Identified as the original inhabitants of Sri Lanka with a history spanning many thousand years, the Veddah continue to live in relative isolation in their forest dwellings in some of Sri Lanka’s most remote areas. It is established that they descend from a direct line of Sri Lanka’s Neolithic community and is estimated that their origins lie as far back as 16,000 BC.

The following are 7 facts about the indigenous community of Sri Lanka that you should know.

  • The Veddah are related to people found scattered throughout southern Asia -The term ‘Veddah’ finds its roots from the Sanskrit word ‘Vyadha’. The meaning of which is hunter with a bow and arrow. The pure Veddahs, unlike the Sinhalese who speak an Indo-Aryan language and claim Aryan descent, are related to the Austro-Asiatic people found scattered today in many parts of southern Asia.
  • There is a sub-culture of Veddah called the Coastal Veddah – The Veddah community in the east, often referred to as ‘Muhudu Veddah’ or ‘Veddahs of the sea’, reside mainly in the Districts of Trincomalee and Batticaloa. Despite being intrinsically connected to the ‘original inhabitants of the land’, this community bears very little resemblance to the original Veddahs.

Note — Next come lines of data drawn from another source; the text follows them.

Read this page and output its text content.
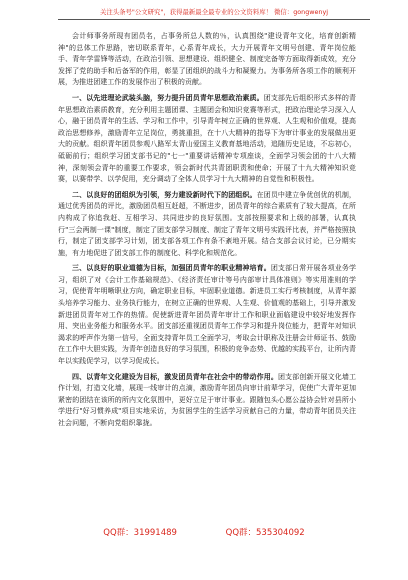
关注头条号"公文研究"，获得最新最全最专业的公文资料库！ 微信：gongwenyj

会计师事务所现有团员名，占事务所总人数的％，认真围绕"建设青年文化，培育创新精神"的总体工作思路，密切联系青年，心系青年成长，大力开展青年文明号创建、青年岗位能手、青年学雷锋等活动，在政治引领、思想建设、组织健全、制度完备等方面取得新成效，充分发挥了党的助手和后备军的作用，彰显了团组织的战斗力和凝聚力。为事务所各项工作的顺利开展，为推进团建工作的发展作出了积极的贡献。

一、以先进理论武装头脑，努力提升团员青年思想政治素质。团支部先后组织形式多样的青年思想政治素质教育，充分利用主题团课、主题团会和知识竞赛等形式，把政治理论学习深入人心，融于团员青年的生活、学习和工作中，引导青年树立正确的世界观、人生观和价值观，提高政治思想修养，激励青年立足岗位，勇挑重担，在十八大精神的指导下为审计事业的发展做出更大的贡献。组织青年团员参观八路军太青山爱国主义教育基地活动，追随历史足迹，不忘初心，砥砺前行；组织学习团支部书记的"七一"重要讲话精神专项座谈，全面学习领会团的十八大精神，深刻领会青年的重要工作要求，领会新时代共青团职责和使命；开展了十九大精神知识竞赛，以赛带学、以学促用，充分调动了全体人员学习十九大精神的自觉性和积极性。

二、以良好的团组织为引领，努力建设新时代下的团组织。在团员中建立争优创优的机制，通过优秀团员的评比，激励团员相互赶超，不断进步，团员青年的综合素质有了较大提高，在所内构成了你追我赶、互相学习、共同进步的良好氛围。支部按照要求和上级的部署，认真执行"三会两制一课"制度，制定了团支部学习制度、制定了青年文明号实践评比表，并严格按照执行，制定了团支部学习计划，团支部各项工作有条不紊地开展。结合支部会议讨论，已分期实施，有力地促进了团支部工作的制度化、科学化和规范化。

三、以良好的职业道德为目标，加强团员青年的职业精神培育。团支部日常开展各项业务学习，组织了对《会计工作基础规范》、《经济责任审计等号内部审计具体准则》等实用准则的学习，促使青年明晰职业方向，确定职业目标，牢固职业道德。新进员工实行考核制度，从青年源头培养学习能力、业务执行能力，在树立正确的世界观、人生观、价值观的基础上，引导并激发新进团员青年对工作的热情。促使新进青年团员青年审计工作和职业面临建设中较好地发挥作用、突出业务能力和服务水平。团支部还重视团员青年工作学习和提升岗位能力，把青年对知识渴求的呼声作为第一信号，全面支持青年员工全面学习，考取会计职称及注册会计师证书、鼓励在工作中大胆实践，为青年创造良好的学习氛围，积极的竞争态势、优越的实践平台，让所内青年以实践促学习，以学习促成长。

四、以青年文化建设为目标，激发团员青年在社会中的带动作用。团支部创新开展文化墙工作计划，打造文化墙，展现一线审计的点滴，激励青年团员向审计前辈学习，促使广大青年更加紧密的团结在该所的所内文化氛围中，更好立足于审计事业。跟随包头心愿公益协会针对县所小学进行"好习惯养成"项目实地采访，为贫困学生的生活学习贡献自己的力量，带动青年团员关注社会问题，不断向党组织靠拢。

QQ群：31991489	QQ群：535304092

  • Some Veddahs believe they migrated to the east from a place called the ‘Stone’ -The older generation of Veddahs, despite not being able to give a clear date or place of their arrival in the coast, were of the opinion that their forefathers migrated to the east of the country from a place with the name of ‘Gala’ (stone). Taking the above into consideration, we can assume that they migrated from either Dimbulagala or Nilgala, habitats situated close to the Batticaloa District.
  • Their marriage is approved by a divine blue light -Veddah are prohibited from marrying outsiders. Once there is a proposal from one party and the other party agrees, both parties go to the Vedi Kovil (Veddah temple) in the jungle and ask for guidance and blessing from the deity of marriage. If the god approves of the union, he would show his approval by showing a blue light. Once this approval is given, the couple tie their little fingers signifying the marriage.’
  • At death, their gods are offered food relished by the deceased -Veddahs bury their dead within a day. Once the dead person is buried in the jungle, the rest come back to the village and offer the deities the food that the dead person relished. Once their offerings and prayers are over, the members who participated in the pooja are treated to food and drink.
  • The Veddah believe that an interrogator decides the fate of the dead -The protector of the graveyard is known as Sudala. The common belief is that once the dead are buried, they would be possessed by this deity for 31 days during which time an ‘interrogation’ of some sort takes place. The dead are questioned about their deeds whilst they were in the land of the living and are sent to heaven or hell accordingly.